When you'd observe where you need the most energy to move at your desired speed at your desired radial distance, then you'd see it's simply on that ascending side. Your actuator just does the energy-adjustment automatically because it just moves to a predefined location, you assume it doesn't matter...
Only gravity can contribute momentum, because it is a uniform acceleration
Dude..?
For your reference, consider again what happens when the two interactions are rotated 90° relative to one another:
Much appreciated !
They are symmetric.
No longer are the red angular weights on the outside when the Green pendulum goes down, and no longer on the inside when the green goes up.
hmm. ok I see.
I notice I'm biased to see exactly what I tried to show in "Importance of raising weights"...
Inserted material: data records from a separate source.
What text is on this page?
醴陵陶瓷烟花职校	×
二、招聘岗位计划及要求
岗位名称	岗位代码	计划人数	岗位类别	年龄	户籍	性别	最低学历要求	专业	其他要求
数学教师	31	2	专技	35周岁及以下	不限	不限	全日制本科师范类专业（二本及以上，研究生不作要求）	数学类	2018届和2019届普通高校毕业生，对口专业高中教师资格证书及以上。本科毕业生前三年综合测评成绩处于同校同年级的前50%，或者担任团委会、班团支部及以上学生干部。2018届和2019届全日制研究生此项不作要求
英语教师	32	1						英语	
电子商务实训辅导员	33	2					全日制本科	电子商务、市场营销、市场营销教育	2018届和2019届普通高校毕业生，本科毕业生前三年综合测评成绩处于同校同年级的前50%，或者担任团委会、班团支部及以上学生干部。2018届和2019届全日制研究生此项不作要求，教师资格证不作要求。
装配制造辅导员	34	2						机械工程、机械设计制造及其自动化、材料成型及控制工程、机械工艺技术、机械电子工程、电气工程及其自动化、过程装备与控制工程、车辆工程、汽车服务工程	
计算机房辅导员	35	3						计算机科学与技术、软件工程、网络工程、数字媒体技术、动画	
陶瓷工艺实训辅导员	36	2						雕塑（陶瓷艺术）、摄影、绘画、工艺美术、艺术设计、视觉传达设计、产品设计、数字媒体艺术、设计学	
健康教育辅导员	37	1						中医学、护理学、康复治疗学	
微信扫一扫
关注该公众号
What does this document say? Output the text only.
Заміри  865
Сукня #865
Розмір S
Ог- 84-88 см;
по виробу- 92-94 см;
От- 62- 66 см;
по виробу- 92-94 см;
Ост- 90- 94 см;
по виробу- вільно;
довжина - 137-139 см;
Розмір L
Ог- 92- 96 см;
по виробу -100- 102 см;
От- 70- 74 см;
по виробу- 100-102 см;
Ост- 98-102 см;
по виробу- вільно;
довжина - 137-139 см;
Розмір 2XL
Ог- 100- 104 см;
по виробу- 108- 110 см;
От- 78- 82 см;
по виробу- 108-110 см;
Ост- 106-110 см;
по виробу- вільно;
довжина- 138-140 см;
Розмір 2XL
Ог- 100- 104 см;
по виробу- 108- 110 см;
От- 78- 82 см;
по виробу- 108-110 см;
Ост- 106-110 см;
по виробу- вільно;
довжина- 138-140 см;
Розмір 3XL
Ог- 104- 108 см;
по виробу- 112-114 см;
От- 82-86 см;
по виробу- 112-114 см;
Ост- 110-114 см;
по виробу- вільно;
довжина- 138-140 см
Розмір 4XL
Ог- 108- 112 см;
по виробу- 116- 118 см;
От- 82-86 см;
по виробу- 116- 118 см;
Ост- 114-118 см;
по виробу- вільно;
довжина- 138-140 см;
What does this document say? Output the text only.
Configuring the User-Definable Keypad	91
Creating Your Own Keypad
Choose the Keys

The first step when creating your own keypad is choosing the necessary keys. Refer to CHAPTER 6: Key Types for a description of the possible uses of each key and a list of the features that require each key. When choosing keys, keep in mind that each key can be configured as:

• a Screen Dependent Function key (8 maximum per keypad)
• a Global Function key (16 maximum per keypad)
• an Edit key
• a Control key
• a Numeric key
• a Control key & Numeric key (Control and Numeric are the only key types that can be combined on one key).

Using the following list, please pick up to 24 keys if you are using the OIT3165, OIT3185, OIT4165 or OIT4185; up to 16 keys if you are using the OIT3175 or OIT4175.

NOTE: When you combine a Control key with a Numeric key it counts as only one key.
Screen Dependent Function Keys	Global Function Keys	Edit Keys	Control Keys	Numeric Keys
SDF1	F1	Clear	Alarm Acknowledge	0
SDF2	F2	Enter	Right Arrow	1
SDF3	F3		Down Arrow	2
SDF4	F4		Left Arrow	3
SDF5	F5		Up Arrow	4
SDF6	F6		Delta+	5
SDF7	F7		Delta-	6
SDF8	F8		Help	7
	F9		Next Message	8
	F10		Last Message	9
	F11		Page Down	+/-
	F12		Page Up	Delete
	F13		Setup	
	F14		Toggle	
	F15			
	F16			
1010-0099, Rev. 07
I just see similar things: To me a vertical raise against gravity is similar (not equal) to a center seeking raise against centrifugal.
Perhaps that view is not entirely normal... SORRY.
Your latest example is as like moving sideways (as people usually try in their PMM).
Hence it is most likely that when you reverse this latest action (as if like moving towards the unfortunate ascending side), the effect will be even worse.
But that similarity doesn't change a thing, actually makes it easier.
In my topic I'm not talking about any mechanism, just about the necessity of a lift to create an overbalanced situation, and thus the futility to move sideways as is usually attempted. In my case I could use an actuator to raise things against gravity, doing it 180 degrees apart it also continuously moves back and forth... such action costs energy, and is equalized with the resulting torque per cycle: (wheel acceleration)
I have to admit, rising against centrifugal is perhaps more elegant.